While other bands at the time may have had more fans, sold more albums, or spent more time on television, time has proven what many of us suspected at the time: Deftones were the best band to come out of the nu-metal scene of the late '90s.

They may not have played arenas like Korn, sold a million records in a week like Limp Bizkit, or once topped TRL like P.O.D., but they did do something more important: they wrote the best songs.

While many of the bands from that era have been reduced to trend-hopping (Korn going dubstep), tabloid fodder, or playing the Scout Bar circuit, Deftones roll into town Saturday night to play a sold-out show at Bayou Music Center. They may not be the last band standing, but they are the ones that have aged the best.

One could point to many reasons for why they've managed to remain popular into the '10s, but for the band it's actually very simple.

"It's the live show," says keyboardist/turntablist/sampler Frank Delgado. "We're a touring band. I think we put on a really good show."

The band is on the road in support of their most recent record, last year's Koi No Yokan, a record that finds the band continuing to evolve after what many said was a return to form with 2010's Diamond Eyes. The new songs are "dynamic," which is to say longer and more experimental, with new emphasis on intros and background textures.

According to Delgado, this kind of evolution isn't something the band talked about beforehand.

"We kind of just put ourselves in a room and gravitate to something that one person is doing that is cool and try and make it cooler," he says. "We're always trying to complement each other."

The new album brings new challenges when it comes to touring. Delgado, talking to us on the eve of tour rehearsal, concedes that putting together a set list isn't exactly what it used to be.

"It's not the easiest squeezing down seven records in to an hour and a half time frame," he says. "We've only played about four of the new songs live. It was good -- the feedback was amazing."

 

This new emphasis on layers and textures in the music finds Delgado in an interesting position when it comes to playing live. While many bands of the era had DJs as part of their group, very few of them did anything interesting with them. For most the DJ was there to lay down a few scratches when the guitar player couldn't think of anything to play or run a drum loop on the slower tracks.

For Delgado playing live means playing an instrument and being a full member of the group, even if he has to get creative about it.

"There's a kinetic energy that comes with playing live," he explains. "I've always tried to be in the band and be the person that played along. Even if I just spread the samples across a keyboard I'm still playing it, instead of just playing along to a click track with Pro Tools in the background."
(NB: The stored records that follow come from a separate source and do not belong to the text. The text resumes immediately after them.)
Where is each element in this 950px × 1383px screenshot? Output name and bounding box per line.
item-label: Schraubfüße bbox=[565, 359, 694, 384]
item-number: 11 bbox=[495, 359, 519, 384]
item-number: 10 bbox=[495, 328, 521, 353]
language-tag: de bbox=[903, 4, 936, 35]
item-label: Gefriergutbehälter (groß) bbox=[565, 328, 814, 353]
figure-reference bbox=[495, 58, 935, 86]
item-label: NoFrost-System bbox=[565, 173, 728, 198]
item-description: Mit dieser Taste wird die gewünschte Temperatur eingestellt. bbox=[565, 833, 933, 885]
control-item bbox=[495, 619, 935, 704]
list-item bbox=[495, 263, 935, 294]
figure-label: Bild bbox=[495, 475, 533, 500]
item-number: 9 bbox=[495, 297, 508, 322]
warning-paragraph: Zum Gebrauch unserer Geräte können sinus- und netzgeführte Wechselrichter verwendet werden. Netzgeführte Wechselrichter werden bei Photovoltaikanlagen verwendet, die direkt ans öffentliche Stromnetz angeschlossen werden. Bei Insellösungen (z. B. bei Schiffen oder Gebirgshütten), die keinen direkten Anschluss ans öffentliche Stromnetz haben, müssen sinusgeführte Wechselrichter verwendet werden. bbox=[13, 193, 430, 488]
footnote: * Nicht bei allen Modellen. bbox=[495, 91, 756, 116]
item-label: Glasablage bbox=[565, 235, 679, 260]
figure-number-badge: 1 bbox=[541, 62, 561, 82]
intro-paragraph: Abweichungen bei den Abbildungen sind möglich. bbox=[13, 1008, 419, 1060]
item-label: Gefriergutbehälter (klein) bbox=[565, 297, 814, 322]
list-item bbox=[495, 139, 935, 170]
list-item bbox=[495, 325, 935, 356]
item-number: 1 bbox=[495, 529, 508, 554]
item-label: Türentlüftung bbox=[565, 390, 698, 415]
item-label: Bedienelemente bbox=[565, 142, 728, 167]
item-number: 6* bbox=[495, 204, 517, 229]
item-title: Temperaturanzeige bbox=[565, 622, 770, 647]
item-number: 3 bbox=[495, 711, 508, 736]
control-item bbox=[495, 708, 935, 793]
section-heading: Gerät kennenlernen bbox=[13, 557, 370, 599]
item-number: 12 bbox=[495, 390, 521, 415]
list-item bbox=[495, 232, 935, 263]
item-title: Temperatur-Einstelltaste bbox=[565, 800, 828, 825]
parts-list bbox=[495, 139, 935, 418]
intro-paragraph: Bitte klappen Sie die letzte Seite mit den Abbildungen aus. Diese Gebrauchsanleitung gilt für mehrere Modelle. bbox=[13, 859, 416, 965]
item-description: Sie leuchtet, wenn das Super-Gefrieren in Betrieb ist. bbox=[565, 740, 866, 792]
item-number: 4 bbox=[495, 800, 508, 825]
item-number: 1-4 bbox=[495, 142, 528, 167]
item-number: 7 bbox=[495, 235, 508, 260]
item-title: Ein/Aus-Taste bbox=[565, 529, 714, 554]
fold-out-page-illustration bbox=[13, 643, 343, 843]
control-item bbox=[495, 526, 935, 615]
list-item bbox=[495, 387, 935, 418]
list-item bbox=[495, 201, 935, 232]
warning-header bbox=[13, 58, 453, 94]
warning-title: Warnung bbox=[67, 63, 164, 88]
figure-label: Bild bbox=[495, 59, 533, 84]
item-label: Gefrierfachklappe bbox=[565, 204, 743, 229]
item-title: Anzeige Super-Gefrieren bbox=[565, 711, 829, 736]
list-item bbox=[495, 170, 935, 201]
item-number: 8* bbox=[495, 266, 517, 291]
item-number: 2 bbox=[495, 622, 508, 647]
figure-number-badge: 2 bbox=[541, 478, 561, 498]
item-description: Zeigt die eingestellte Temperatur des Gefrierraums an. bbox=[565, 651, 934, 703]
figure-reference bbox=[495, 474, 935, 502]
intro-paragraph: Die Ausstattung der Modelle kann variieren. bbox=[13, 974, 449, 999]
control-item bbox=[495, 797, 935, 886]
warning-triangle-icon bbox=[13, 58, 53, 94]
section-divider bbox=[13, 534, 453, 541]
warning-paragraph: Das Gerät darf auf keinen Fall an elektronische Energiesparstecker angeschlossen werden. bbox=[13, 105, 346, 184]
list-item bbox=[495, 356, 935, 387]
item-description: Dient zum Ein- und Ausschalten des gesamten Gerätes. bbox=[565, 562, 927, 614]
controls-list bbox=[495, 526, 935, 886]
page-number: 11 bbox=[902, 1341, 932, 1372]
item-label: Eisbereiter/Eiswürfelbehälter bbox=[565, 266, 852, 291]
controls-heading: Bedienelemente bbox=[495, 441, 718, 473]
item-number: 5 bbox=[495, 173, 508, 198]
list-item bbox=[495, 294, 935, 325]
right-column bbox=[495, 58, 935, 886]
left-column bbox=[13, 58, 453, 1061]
Even with the sold-out shows and new album, Deftones are still a band that released its first album 18 years ago. For many fans who have spent more than a decade following them, there's a question of just how long the band will stay together.

When asked if the band talks about the future or if they just take things on day at a time, Delgado gives an answer that should be reassuring to fans.

"It's kind of one day at a time," he says. "We're all enjoying each other's company, so however long that can last it's gonna work for us."

Deftones play with Periphery Saturday at Bayou Music Center, 520 Texas. Doors open at 7:30 p.m.